S’il fallait une preuve de la validité de mon raisonnement,
j’indiquerais que :
- le nombre d’internautes connectés chaque jour aux sites
fournissant des informations plus ou moins spécialisées sur
l’actualité – en France comme en Europe ou dans les monde
industrialisé - ne cesse de croître d’une manière quasi
exponentielle.
- les sites et blogs liés aux très prochaines élections
présidentielles sont légion, et de très nombreuses informations
en provenance des candidats, sont d’abord publiées sur leurs
sites officiels.
- toutes les écoles de journalisme forment désormais leurs
étudiants à la création et à la pratique des « médias en ligne ».
Il reste trois questions :
- Quel sera le nouveau modèle économique de ces médias ?
- Quelle part les médias internet prendront-ils dans le paysage et
comment évolueront les parts de marché entre les chaînes de
télévisions, les radios, la presse écrite et internet ?

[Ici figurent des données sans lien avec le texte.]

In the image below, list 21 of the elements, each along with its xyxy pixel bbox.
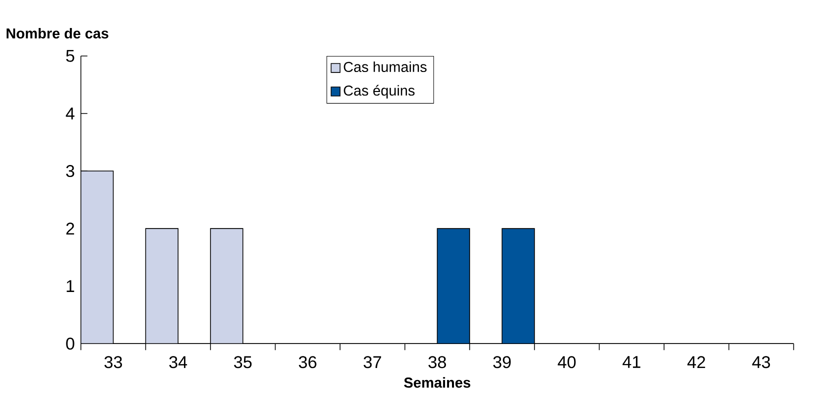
y-tick-label: 4 [66, 108, 74, 120]
y-tick-label: 1 [66, 280, 74, 292]
y-tick-label: 0 [66, 337, 74, 350]
x-tick-label: 42 [687, 356, 706, 368]
x-axis-title: Semaines [404, 377, 470, 388]
legend-label: Cas humains [344, 61, 427, 72]
y-tick-label: 3 [66, 164, 74, 177]
x-tick-label: 43 [752, 356, 770, 368]
x-tick-label: 37 [364, 356, 382, 368]
legend-label: Cas équins [344, 84, 415, 98]
x-tick-label: 36 [298, 356, 316, 368]
x-tick-label: 33 [104, 356, 122, 368]
x-tick-label: 40 [558, 356, 576, 368]
y-axis-title: Nombre de cas [6, 28, 108, 38]
x-tick-label: 39 [493, 356, 511, 368]
y-tick-label: 2 [66, 222, 74, 234]
y-tick-label: 5 [66, 50, 74, 62]
x-tick-label: 38 [428, 356, 446, 368]
x-tick-label: 41 [622, 356, 640, 368]
x-tick-label: 34 [169, 356, 188, 368]
x-tick-label: 35 [234, 356, 252, 368]
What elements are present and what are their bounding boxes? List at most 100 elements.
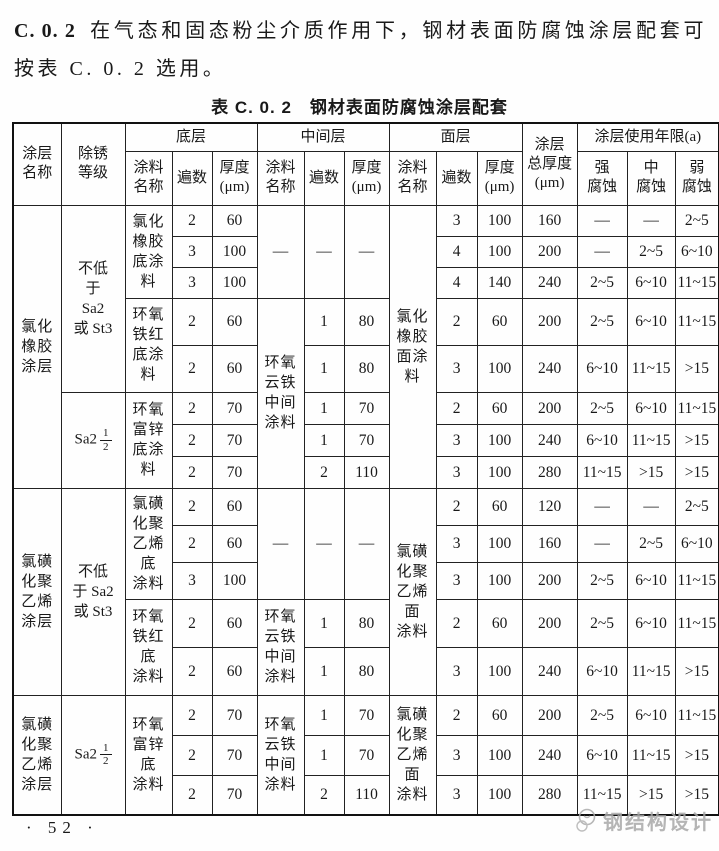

- Comment le lecteur arrivera-t-il a gérer la profusion des
informations et des images souvent insuffisamment vérifiées et
mises en perspective ?
En conclusion, je ne suis pas en train de vous annoncer la mort
de la presse, ni celle de l’écrit, mais la (lente ?) disparition du
support papier. Ainsi que la multiplication des sites et des blogs
sur internet qui remplaceront vite les principaux médias
d’information que nous connaissons actuellement.